As Quartz reports, the so-called octopus city is located in Jervis Bay off Australia’s east coast. The patch of seafloor is populated by as many as 15 gloomy octopuses, a.k.a. common Sydney octopuses (octopus tetricus). Previous observations of the creatures led scientists to think they were strictly solitary, not counting their yearly mating rituals. But in Octlantis, octopuses communicate by changing colors, evict each other from dens, and live side by side. In addition to interacting with their neighbors, the gloomy octopuses have helped build the infrastructure of the city itself. On top of the rock formation they call home, they’ve stored mounds of clam and scallop shells and shaped them into shelters.

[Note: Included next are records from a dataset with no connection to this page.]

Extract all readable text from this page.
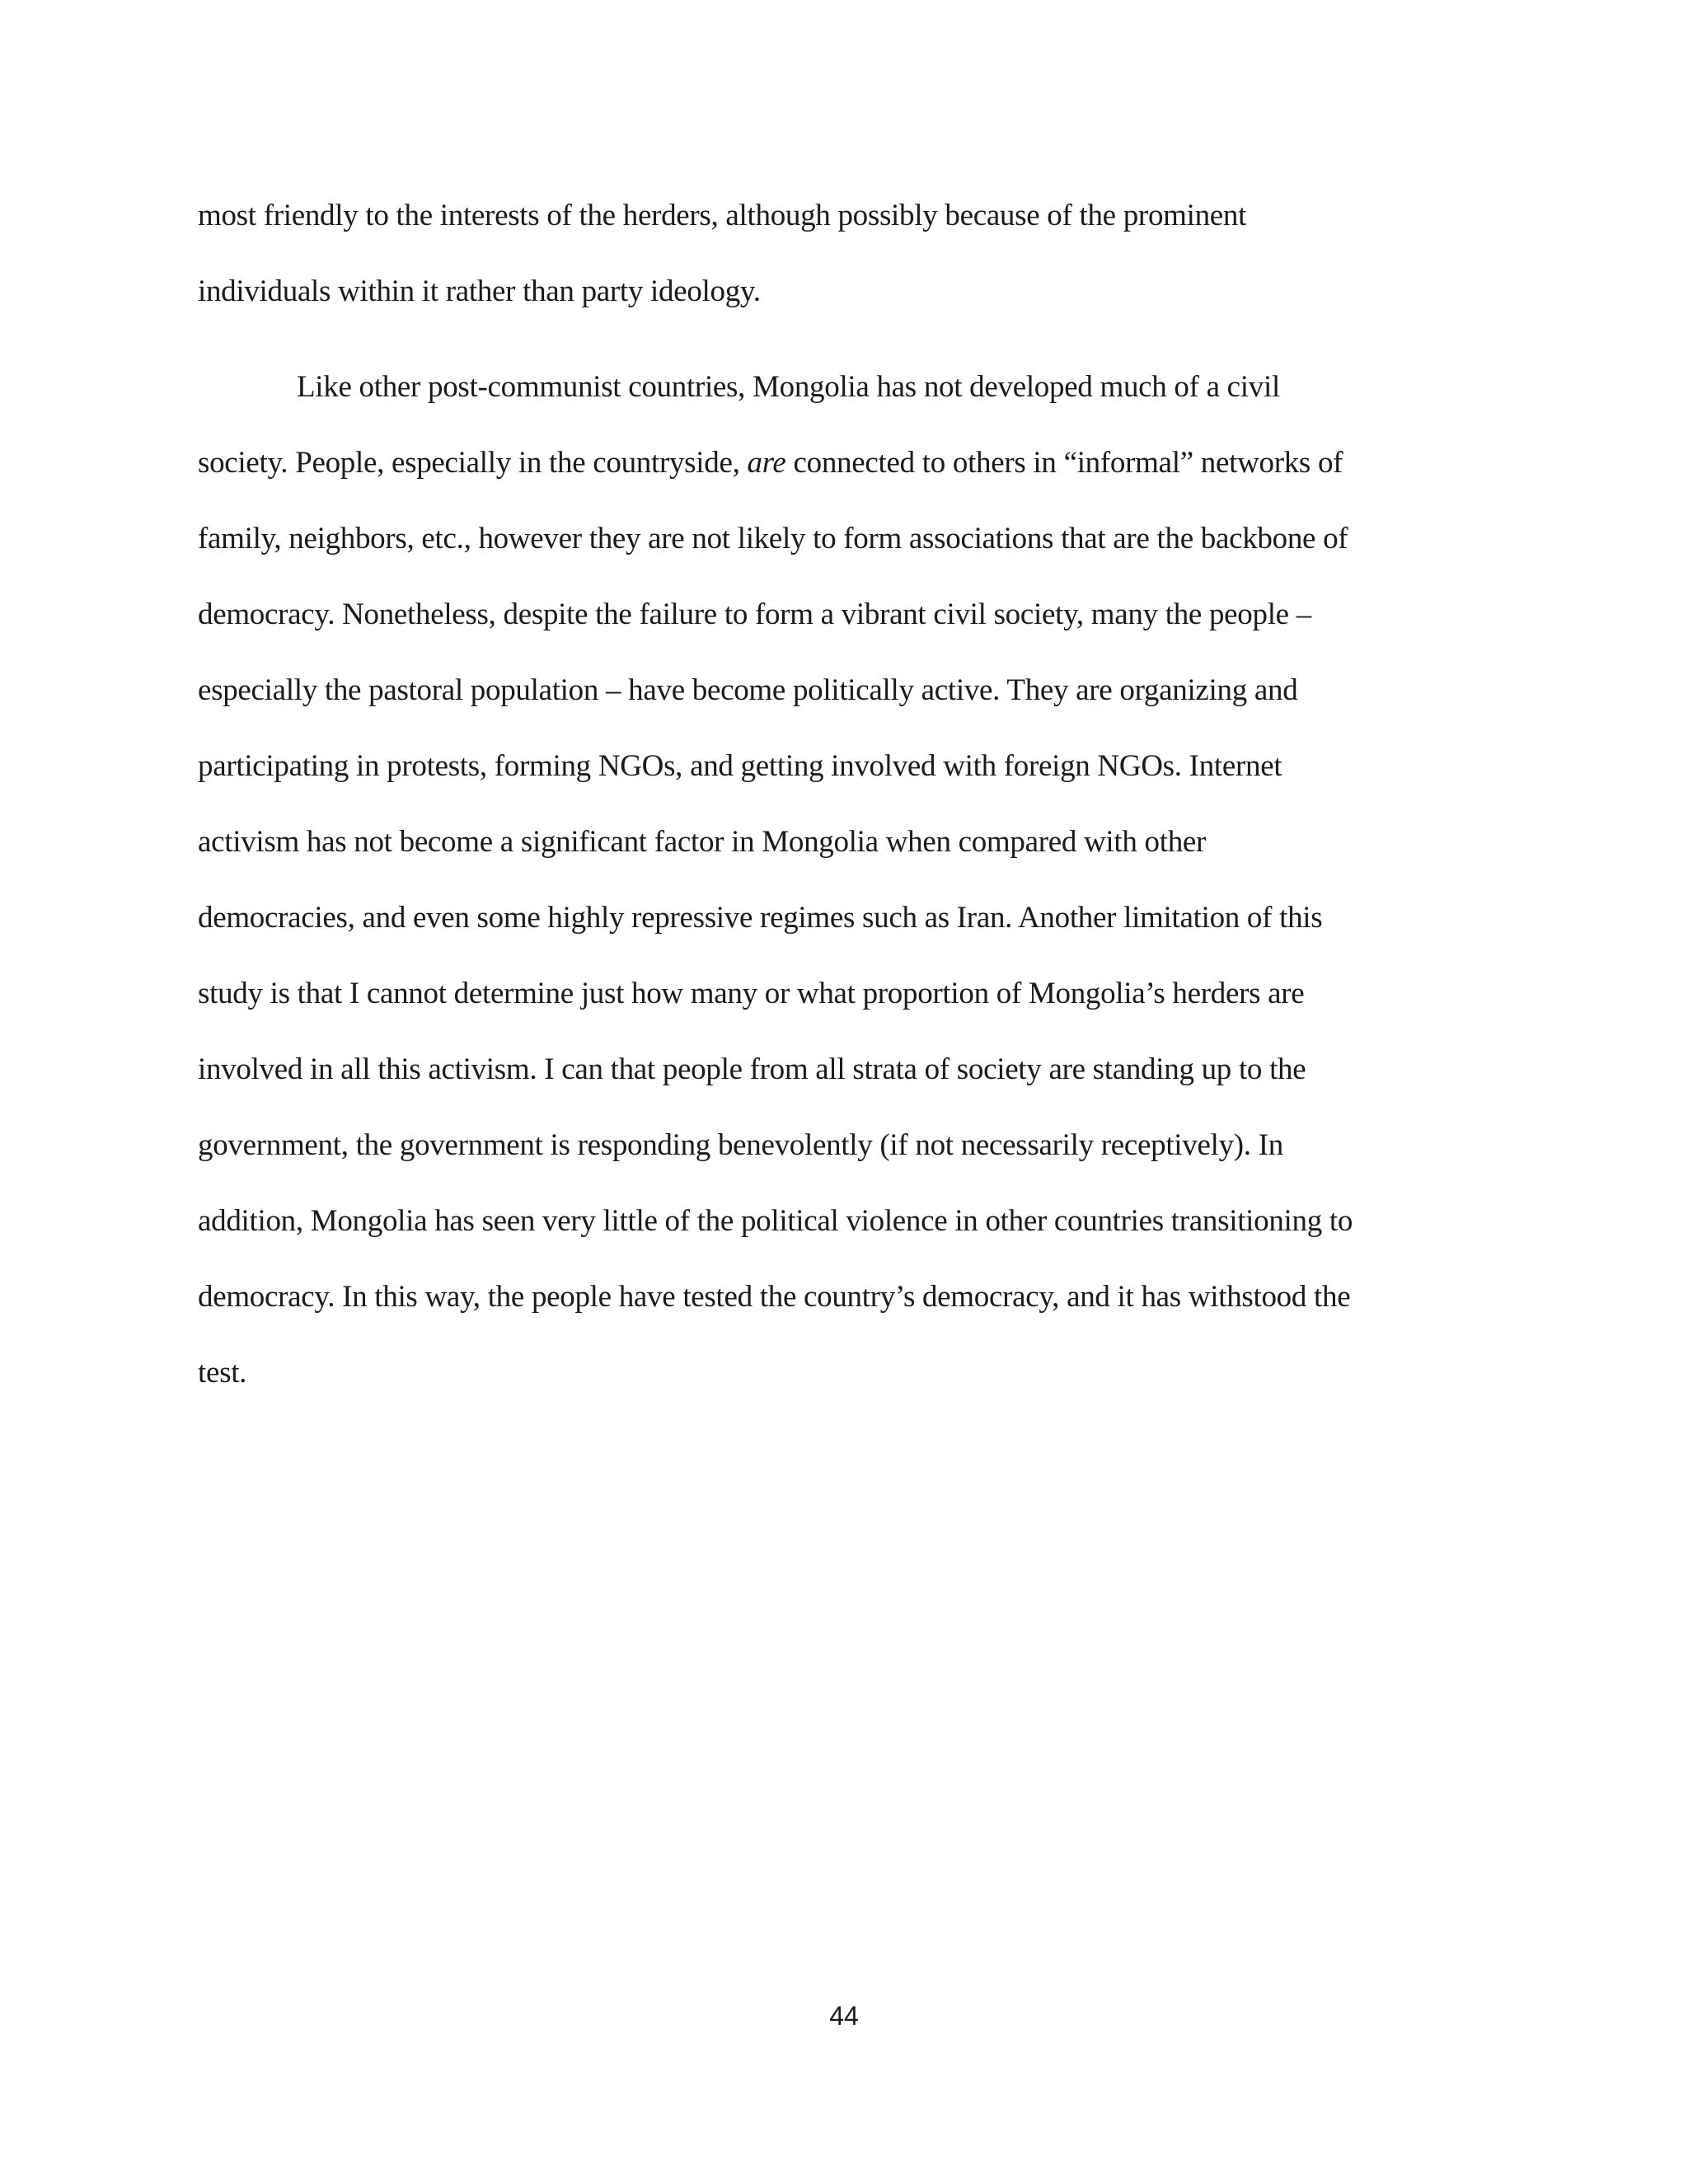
most friendly to the interests of the herders, although possibly because of the prominent
individuals within it rather than party ideology.
Like other post-communist countries, Mongolia has not developed much of a civil
society. People, especially in the countryside, are connected to others in “informal” networks of
family, neighbors, etc., however they are not likely to form associations that are the backbone of
democracy. Nonetheless, despite the failure to form a vibrant civil society, many the people –
especially the pastoral population – have become politically active. They are organizing and
participating in protests, forming NGOs, and getting involved with foreign NGOs. Internet
activism has not become a significant factor in Mongolia when compared with other
democracies, and even some highly repressive regimes such as Iran. Another limitation of this
study is that I cannot determine just how many or what proportion of Mongolia’s herders are
involved in all this activism. I can that people from all strata of society are standing up to the
government, the government is responding benevolently (if not necessarily receptively). In
addition, Mongolia has seen very little of the political violence in other countries transitioning to
democracy. In this way, the people have tested the country’s democracy, and it has withstood the
test.
44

There is one other known gloomy octopus community similar to this one, and it may help scientists understand how and why they form. The original site, called Octopolis, was discovered in the same bay in 2009. Unlike Octlantis, Octopolis was centered around a manmade object that had sunk to the seabed and provided dens for up to 16 octopuses at a time. The researchers studying it had assumed it was a freak occurrence. But this new city, built around a natural habitat, shows that gloomy octopuses in the area may be evolving to be more social.

If that's the case, it's unclear why such octo-cities are so uncommon. "Relative to the more typical solitary life, the costs and benefits of living in aggregations and investing in interactions remain to be documented," the researchers who discovered the group wrote in a paper published in Marine and Freshwater Behavior and Physiology [PDF].

It’s also possible that for the first time in history humans have the resources to see octopus villages that perhaps have always been bustling beneath the sea surface.